When bash is started non-interactively, to run a shell script, for example, it looks for the variable BASH_ENV in the environment, expands its value if it appears there, and uses the expanded value as the name of a file to read and execute.

So this could be a .profile type script. As to where or who set it, this depends on context -- generally it is not set, but it could have been by any ancestor of the current process. cron does not seem to make any special use of this, and AFAIK neither does init.

Does it mean that cron itself runs in Bash?

If by "in" you mean, is started from a shell, then this depends on the init system -- e.g., SysV executes shell scripts for services, so those services are always started via a shell.

But if by "in" you mean, "Is it thus a child of a shell process?", no. Like other daemons it runs as the leader of its own process group and its parent process is the init process (pid 1).

The consequences for cron's environment are probably immaterial, however. For more about the environment of start-up services, see the answer linked above regarding Q1 & Q2. WRT to cron specifically, according to man 5 crontab it also sets some environment variables that are inherited by any process it starts ($LOGNAME, $HOME, and $SHELL).
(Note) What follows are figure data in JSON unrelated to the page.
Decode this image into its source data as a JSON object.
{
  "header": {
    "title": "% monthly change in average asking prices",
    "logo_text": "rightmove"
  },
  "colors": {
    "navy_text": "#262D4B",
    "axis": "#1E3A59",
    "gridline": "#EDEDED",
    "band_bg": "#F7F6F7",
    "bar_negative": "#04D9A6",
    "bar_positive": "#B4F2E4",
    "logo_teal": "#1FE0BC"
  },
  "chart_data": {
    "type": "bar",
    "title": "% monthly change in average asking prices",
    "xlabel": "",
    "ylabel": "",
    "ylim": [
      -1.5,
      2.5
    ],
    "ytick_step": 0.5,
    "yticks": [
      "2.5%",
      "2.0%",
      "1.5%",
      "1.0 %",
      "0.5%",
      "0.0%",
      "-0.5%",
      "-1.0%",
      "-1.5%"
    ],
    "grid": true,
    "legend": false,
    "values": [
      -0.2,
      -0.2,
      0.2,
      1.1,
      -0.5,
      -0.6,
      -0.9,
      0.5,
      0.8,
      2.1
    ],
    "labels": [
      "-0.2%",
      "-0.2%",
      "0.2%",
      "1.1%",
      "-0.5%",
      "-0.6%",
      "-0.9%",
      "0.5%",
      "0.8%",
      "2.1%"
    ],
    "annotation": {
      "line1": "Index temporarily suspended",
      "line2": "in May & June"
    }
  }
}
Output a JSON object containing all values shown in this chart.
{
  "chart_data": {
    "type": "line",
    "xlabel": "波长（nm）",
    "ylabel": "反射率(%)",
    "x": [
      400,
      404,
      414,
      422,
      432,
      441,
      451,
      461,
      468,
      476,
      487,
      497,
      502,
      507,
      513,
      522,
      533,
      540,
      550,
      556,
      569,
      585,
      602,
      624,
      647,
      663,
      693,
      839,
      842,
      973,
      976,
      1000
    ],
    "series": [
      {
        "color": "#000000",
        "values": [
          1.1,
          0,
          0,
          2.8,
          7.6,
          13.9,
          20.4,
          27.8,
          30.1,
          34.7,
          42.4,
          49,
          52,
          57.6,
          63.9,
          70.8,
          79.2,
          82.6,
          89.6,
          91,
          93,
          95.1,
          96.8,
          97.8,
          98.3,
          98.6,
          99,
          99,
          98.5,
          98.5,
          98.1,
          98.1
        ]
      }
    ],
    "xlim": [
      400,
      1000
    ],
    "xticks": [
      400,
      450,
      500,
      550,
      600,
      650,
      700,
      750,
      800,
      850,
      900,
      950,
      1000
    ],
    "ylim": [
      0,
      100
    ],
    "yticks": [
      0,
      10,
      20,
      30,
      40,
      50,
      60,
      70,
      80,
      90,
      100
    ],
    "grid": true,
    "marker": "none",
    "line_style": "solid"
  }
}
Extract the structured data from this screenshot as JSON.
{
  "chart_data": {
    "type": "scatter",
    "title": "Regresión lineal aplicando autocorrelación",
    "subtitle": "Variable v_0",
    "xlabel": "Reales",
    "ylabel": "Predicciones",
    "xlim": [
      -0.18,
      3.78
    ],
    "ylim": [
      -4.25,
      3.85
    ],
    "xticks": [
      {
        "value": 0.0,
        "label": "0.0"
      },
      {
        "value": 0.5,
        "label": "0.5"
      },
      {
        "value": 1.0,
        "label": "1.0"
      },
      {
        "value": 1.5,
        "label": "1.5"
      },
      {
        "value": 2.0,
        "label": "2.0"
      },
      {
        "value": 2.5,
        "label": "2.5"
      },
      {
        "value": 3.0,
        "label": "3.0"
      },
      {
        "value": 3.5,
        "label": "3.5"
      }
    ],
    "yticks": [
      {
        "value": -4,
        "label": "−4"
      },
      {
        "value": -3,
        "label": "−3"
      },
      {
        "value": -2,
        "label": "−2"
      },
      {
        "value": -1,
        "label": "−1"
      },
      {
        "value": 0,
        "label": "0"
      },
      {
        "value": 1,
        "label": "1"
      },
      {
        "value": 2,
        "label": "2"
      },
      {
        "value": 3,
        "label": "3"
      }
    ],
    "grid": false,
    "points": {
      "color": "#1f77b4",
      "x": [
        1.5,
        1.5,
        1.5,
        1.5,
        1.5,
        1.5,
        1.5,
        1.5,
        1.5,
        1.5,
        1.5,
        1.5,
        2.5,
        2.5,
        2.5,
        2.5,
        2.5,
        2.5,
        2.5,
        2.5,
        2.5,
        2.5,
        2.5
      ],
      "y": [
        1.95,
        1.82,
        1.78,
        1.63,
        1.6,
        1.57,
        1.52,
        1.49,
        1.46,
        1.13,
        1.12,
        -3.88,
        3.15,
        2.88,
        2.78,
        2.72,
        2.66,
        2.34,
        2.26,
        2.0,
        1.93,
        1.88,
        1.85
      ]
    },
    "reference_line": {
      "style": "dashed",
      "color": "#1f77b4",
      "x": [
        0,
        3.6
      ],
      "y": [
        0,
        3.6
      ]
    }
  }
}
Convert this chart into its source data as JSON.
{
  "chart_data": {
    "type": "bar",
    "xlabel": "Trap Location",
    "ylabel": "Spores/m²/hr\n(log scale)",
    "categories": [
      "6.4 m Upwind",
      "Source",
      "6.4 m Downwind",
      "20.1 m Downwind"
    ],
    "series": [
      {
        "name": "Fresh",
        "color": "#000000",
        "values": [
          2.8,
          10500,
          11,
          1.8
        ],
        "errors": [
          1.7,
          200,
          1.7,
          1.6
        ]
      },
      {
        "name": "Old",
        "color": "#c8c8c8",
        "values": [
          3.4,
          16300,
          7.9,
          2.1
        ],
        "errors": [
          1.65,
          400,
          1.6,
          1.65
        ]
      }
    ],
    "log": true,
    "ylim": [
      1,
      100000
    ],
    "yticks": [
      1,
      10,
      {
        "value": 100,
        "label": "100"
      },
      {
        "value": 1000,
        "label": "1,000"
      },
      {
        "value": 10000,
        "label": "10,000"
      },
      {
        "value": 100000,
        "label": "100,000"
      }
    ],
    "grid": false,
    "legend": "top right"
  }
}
The commands specified in crontab are interpreted in Bash?

They're interpreted with sh or $SHELL; again from man 5 crontab:

The entire command portion of the line, up to a newline or a "%" character, will be executed by /bin/sh or by the shell specified in the SHELL variable of the cronfile. A "%" character in the command, unless escaped with a backslash (), will be changed into newline characters, and all data after the first % will be sent to the command as standard input.

The emphasized part anwsers Q3.

The scripts that do not have shebangs in them, are run using $SHELL

Executable scripts with or without shebangs are opened by $SHELL (or sh). The difference is, those with a shebang will then be handed to the appropriate interpreter (#!/bin/sh being another instance of the shell), whereas executable scripts (ones with the executable bit set that are reference as executables) without a shebang will simply fail, just as they would when run from the command line (unless you run them sh script.sh).